(AdnKronos) – Nella bozza di conclusioni del Consiglio Ue Giustizia e Affari interni che si riunirà domani a Bruxelles si sottolinea che nel contesto dell’attuale crisi migratoria bisogna “registrare sistematicamente tutti i migranti che entrano nell’area Schengen, comprese le loro impronte digitali, e condurre controlli di sicurezza sistematici utilizzando i principali database” come Sis II e quelli di Interpol e delle polizie nazionali.
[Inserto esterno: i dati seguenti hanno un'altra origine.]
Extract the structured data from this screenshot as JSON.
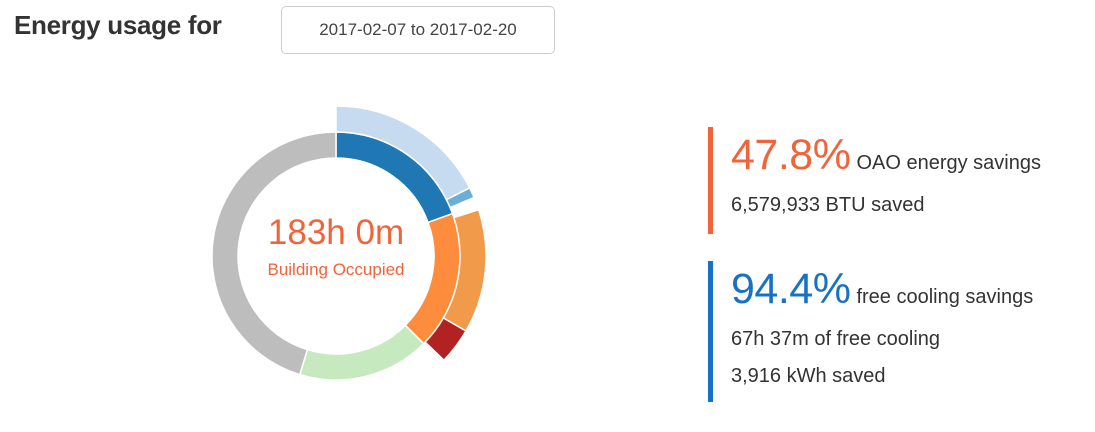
{
  "header": {
    "title": "Energy usage for",
    "date_range": "2017-02-07 to 2017-02-20"
  },
  "center": {
    "hours": "183h 0m",
    "label": "Building Occupied"
  },
  "stats": {
    "oao": {
      "percent": "47.8%",
      "description": "OAO energy savings",
      "line1": "6,579,933 BTU saved",
      "color": "#f0643a"
    },
    "free_cooling": {
      "percent": "94.4%",
      "description": "free cooling savings",
      "line1": "67h 37m of free cooling",
      "line2": "3,916 kWh saved",
      "color": "#1872c4"
    }
  },
  "chart_data": {
    "type": "sunburst",
    "title": "",
    "total_degrees": 360,
    "inner_ring": [
      {
        "start": 0,
        "end": 70,
        "color": "#1f77b4"
      },
      {
        "start": 70,
        "end": 135,
        "color": "#fd8d3c"
      },
      {
        "start": 135,
        "end": 197,
        "color": "#c7e9c0"
      },
      {
        "start": 197,
        "end": 360,
        "color": "#bdbdbd"
      }
    ],
    "outer_ring": [
      {
        "start": 0,
        "end": 63,
        "color": "#c6dbef"
      },
      {
        "start": 63,
        "end": 67,
        "color": "#6baed6"
      },
      {
        "start": 72,
        "end": 120,
        "color": "#f09a4a"
      },
      {
        "start": 120,
        "end": 134,
        "color": "#b22222"
      }
    ]
  }
}
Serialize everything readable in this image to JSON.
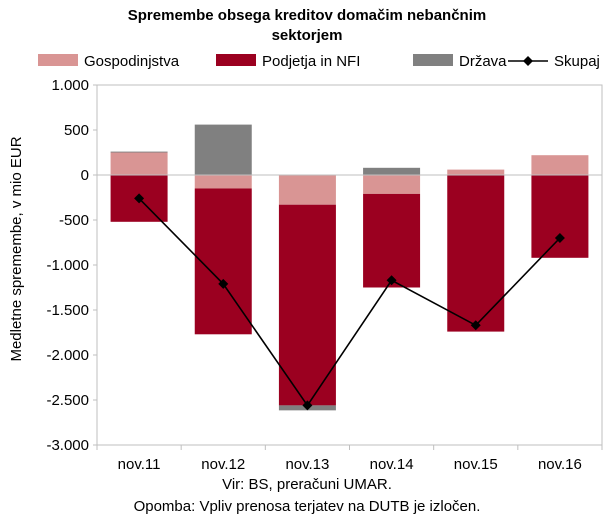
{
  "chart_data": {
    "type": "bar",
    "stacked": true,
    "title_lines": [
      "Spremembe obsega kreditov domačim nebančnim",
      "sektorjem"
    ],
    "ylabel": "Medletne spremembe, v mio EUR",
    "ylim": [
      -3000,
      1000
    ],
    "yticks": [
      1000,
      500,
      0,
      -500,
      -1000,
      -1500,
      -2000,
      -2500,
      -3000
    ],
    "ytick_labels": [
      "1.000",
      "500",
      "0",
      "-500",
      "-1.000",
      "-1.500",
      "-2.000",
      "-2.500",
      "-3.000"
    ],
    "categories": [
      "nov.11",
      "nov.12",
      "nov.13",
      "nov.14",
      "nov.15",
      "nov.16"
    ],
    "legend_position": "top",
    "series": [
      {
        "name": "Gospodinjstva",
        "kind": "bar",
        "color": "#d99594",
        "values": [
          250,
          -150,
          -330,
          -210,
          60,
          220
        ]
      },
      {
        "name": "Podjetja in NFI",
        "kind": "bar",
        "color": "#9b0020",
        "values": [
          -520,
          -1620,
          -2230,
          -1040,
          -1740,
          -920
        ]
      },
      {
        "name": "Država",
        "kind": "bar",
        "color": "#808080",
        "values": [
          10,
          560,
          -55,
          80,
          0,
          0
        ]
      },
      {
        "name": "Skupaj",
        "kind": "line",
        "color": "#000000",
        "marker": "diamond",
        "values": [
          -260,
          -1210,
          -2560,
          -1170,
          -1670,
          -700
        ]
      }
    ],
    "grid": false
  },
  "footer": {
    "source": "Vir: BS, preračuni UMAR.",
    "note": "Opomba: Vpliv prenosa terjatev na DUTB je izločen."
  }
}
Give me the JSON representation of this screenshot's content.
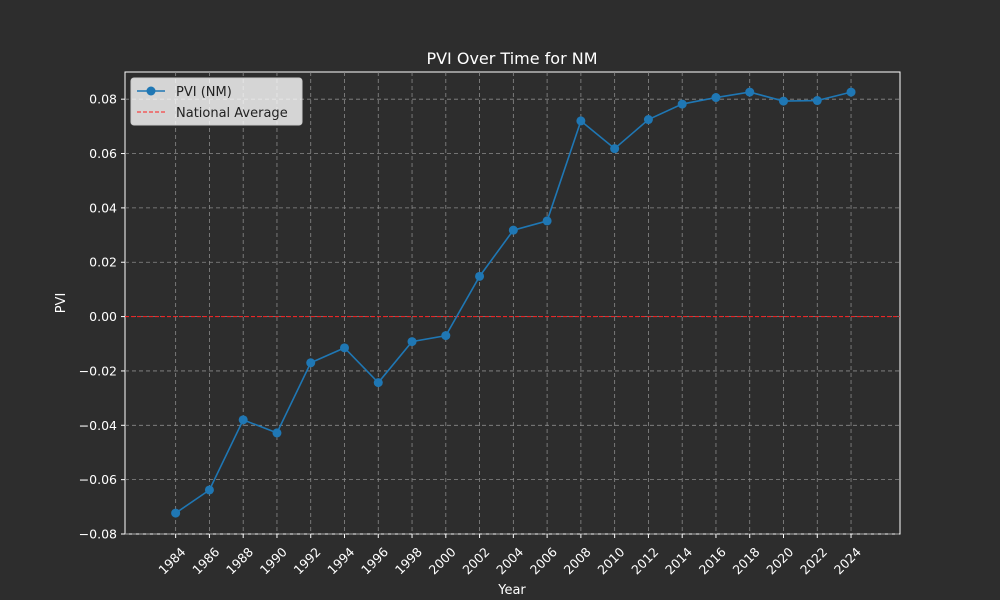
{
  "chart_data": {
    "type": "line",
    "title": "PVI Over Time for NM",
    "xlabel": "Year",
    "ylabel": "PVI",
    "x": [
      1984,
      1986,
      1988,
      1990,
      1992,
      1994,
      1996,
      1998,
      2000,
      2002,
      2004,
      2006,
      2008,
      2010,
      2012,
      2014,
      2016,
      2018,
      2020,
      2022,
      2024
    ],
    "x_tick_labels": [
      "1984",
      "1986",
      "1988",
      "1990",
      "1992",
      "1994",
      "1996",
      "1998",
      "2000",
      "2002",
      "2004",
      "2006",
      "2008",
      "2010",
      "2012",
      "2014",
      "2016",
      "2018",
      "2020",
      "2022",
      "2024"
    ],
    "y_ticks": [
      -0.08,
      -0.06,
      -0.04,
      -0.02,
      0.0,
      0.02,
      0.04,
      0.06,
      0.08
    ],
    "y_tick_labels": [
      "−0.08",
      "−0.06",
      "−0.04",
      "−0.02",
      "0.00",
      "0.02",
      "0.04",
      "0.06",
      "0.08"
    ],
    "ylim": [
      -0.08,
      0.09
    ],
    "xlim": [
      1981.0,
      2026.9
    ],
    "grid": true,
    "legend_position": "top-left",
    "series": [
      {
        "name": "PVI (NM)",
        "color": "#1f77b4",
        "style": "solid-line-with-markers",
        "values": [
          -0.0723,
          -0.0638,
          -0.038,
          -0.0428,
          -0.017,
          -0.0115,
          -0.0243,
          -0.0092,
          -0.007,
          0.0148,
          0.0318,
          0.0352,
          0.072,
          0.0618,
          0.0725,
          0.0782,
          0.0806,
          0.0826,
          0.0793,
          0.0795,
          0.0826
        ]
      }
    ],
    "reference_lines": [
      {
        "name": "National Average",
        "y": 0.0,
        "color": "#ff2020",
        "style": "dashed"
      }
    ]
  }
}
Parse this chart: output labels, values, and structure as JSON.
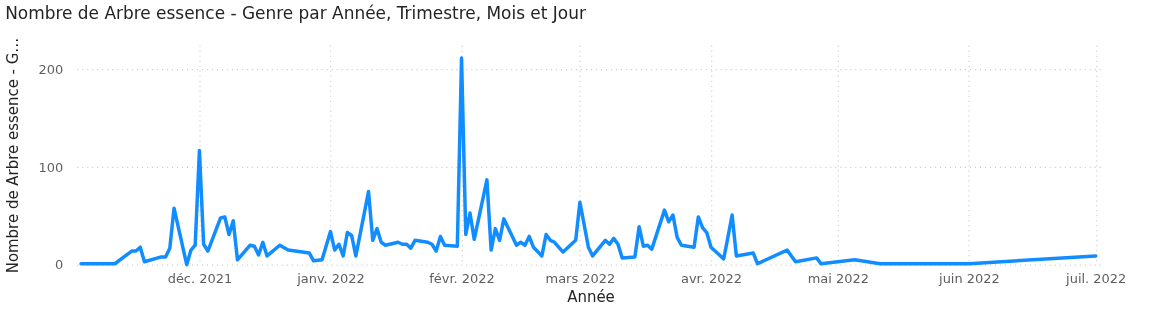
{
  "chart_data": {
    "type": "line",
    "title": "Nombre de Arbre essence - Genre par Année, Trimestre, Mois et Jour",
    "xlabel": "Année",
    "ylabel": "Nombre de Arbre essence - G…",
    "x": [
      "2021-11-03",
      "2021-11-11",
      "2021-11-15",
      "2021-11-16",
      "2021-11-17",
      "2021-11-18",
      "2021-11-22",
      "2021-11-23",
      "2021-11-24",
      "2021-11-25",
      "2021-11-28",
      "2021-11-29",
      "2021-11-30",
      "2021-12-01",
      "2021-12-02",
      "2021-12-03",
      "2021-12-06",
      "2021-12-07",
      "2021-12-08",
      "2021-12-09",
      "2021-12-10",
      "2021-12-13",
      "2021-12-14",
      "2021-12-15",
      "2021-12-16",
      "2021-12-17",
      "2021-12-20",
      "2021-12-22",
      "2021-12-27",
      "2021-12-28",
      "2021-12-30",
      "2022-01-01",
      "2022-01-02",
      "2022-01-03",
      "2022-01-04",
      "2022-01-05",
      "2022-01-06",
      "2022-01-07",
      "2022-01-10",
      "2022-01-11",
      "2022-01-12",
      "2022-01-13",
      "2022-01-14",
      "2022-01-17",
      "2022-01-18",
      "2022-01-19",
      "2022-01-20",
      "2022-01-21",
      "2022-01-24",
      "2022-01-25",
      "2022-01-26",
      "2022-01-27",
      "2022-01-28",
      "2022-01-31",
      "2022-02-01",
      "2022-02-02",
      "2022-02-03",
      "2022-02-04",
      "2022-02-07",
      "2022-02-08",
      "2022-02-09",
      "2022-02-10",
      "2022-02-11",
      "2022-02-14",
      "2022-02-15",
      "2022-02-16",
      "2022-02-17",
      "2022-02-18",
      "2022-02-20",
      "2022-02-21",
      "2022-02-22",
      "2022-02-23",
      "2022-02-25",
      "2022-02-28",
      "2022-03-01",
      "2022-03-03",
      "2022-03-04",
      "2022-03-07",
      "2022-03-08",
      "2022-03-09",
      "2022-03-10",
      "2022-03-11",
      "2022-03-14",
      "2022-03-15",
      "2022-03-16",
      "2022-03-17",
      "2022-03-18",
      "2022-03-21",
      "2022-03-22",
      "2022-03-23",
      "2022-03-24",
      "2022-03-25",
      "2022-03-28",
      "2022-03-29",
      "2022-03-30",
      "2022-03-31",
      "2022-04-01",
      "2022-04-04",
      "2022-04-05",
      "2022-04-06",
      "2022-04-07",
      "2022-04-11",
      "2022-04-12",
      "2022-04-19",
      "2022-04-21",
      "2022-04-26",
      "2022-04-27",
      "2022-05-05",
      "2022-05-11",
      "2022-06-01",
      "2022-07-01"
    ],
    "series": [
      {
        "color": "#118dff",
        "values": [
          1,
          1,
          14,
          14,
          18,
          3,
          8,
          8,
          17,
          58,
          0,
          15,
          20,
          117,
          21,
          14,
          48,
          49,
          31,
          45,
          5,
          20,
          19,
          10,
          23,
          9,
          20,
          15,
          12,
          4,
          5,
          34,
          15,
          21,
          9,
          33,
          30,
          9,
          75,
          25,
          37,
          23,
          20,
          23,
          21,
          21,
          17,
          25,
          23,
          21,
          14,
          29,
          20,
          19,
          212,
          31,
          53,
          26,
          87,
          15,
          37,
          25,
          47,
          20,
          23,
          20,
          29,
          18,
          9,
          31,
          25,
          23,
          13,
          25,
          64,
          18,
          9,
          25,
          21,
          27,
          21,
          7,
          8,
          39,
          19,
          20,
          16,
          56,
          44,
          51,
          28,
          20,
          18,
          49,
          38,
          33,
          18,
          6,
          28,
          51,
          9,
          12,
          1,
          15,
          3,
          7,
          1,
          5,
          1,
          1,
          9
        ]
      }
    ],
    "xlim": [
      "2021-11-02",
      "2022-07-03"
    ],
    "xticks": [
      {
        "value": "2021-12-01",
        "label": "déc. 2021"
      },
      {
        "value": "2022-01-01",
        "label": "janv. 2022"
      },
      {
        "value": "2022-02-01",
        "label": "févr. 2022"
      },
      {
        "value": "2022-03-01",
        "label": "mars 2022"
      },
      {
        "value": "2022-04-01",
        "label": "avr. 2022"
      },
      {
        "value": "2022-05-01",
        "label": "mai 2022"
      },
      {
        "value": "2022-06-01",
        "label": "juin 2022"
      },
      {
        "value": "2022-07-01",
        "label": "juil. 2022"
      }
    ],
    "ylim": [
      0,
      225
    ],
    "yticks": [
      0,
      100,
      200
    ],
    "grid": true,
    "line_style": "solid",
    "marker": "none",
    "legend": false
  }
}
Occorre inoltre “rafforzare i controlli alle frontiere esterne più esposte, in particolare con i team di intervento rapido e con ufficiali di polizia”.
Nella bozza il Consiglio Ue ribadisce “l’urgenza e la priorità” di concordare entro la fine dell’anno “un’ambiziosa” direttiva sul Pnr, il passenger name record, che “includa i voli interni e preveda tempi di conservazione dei dati per un periodo sufficientemente lungo”.
Sul lato del controllo del commercio di armi da fuoco il Consiglio accoglie positivamente le proposte presentate ieri dalla Commissione Ue e invita Frontex ed Europol ad assistere gli Stati membri che confinano con i Balcani occidentali “nei maggiori controlli per individuare il traffico illegale di armi”.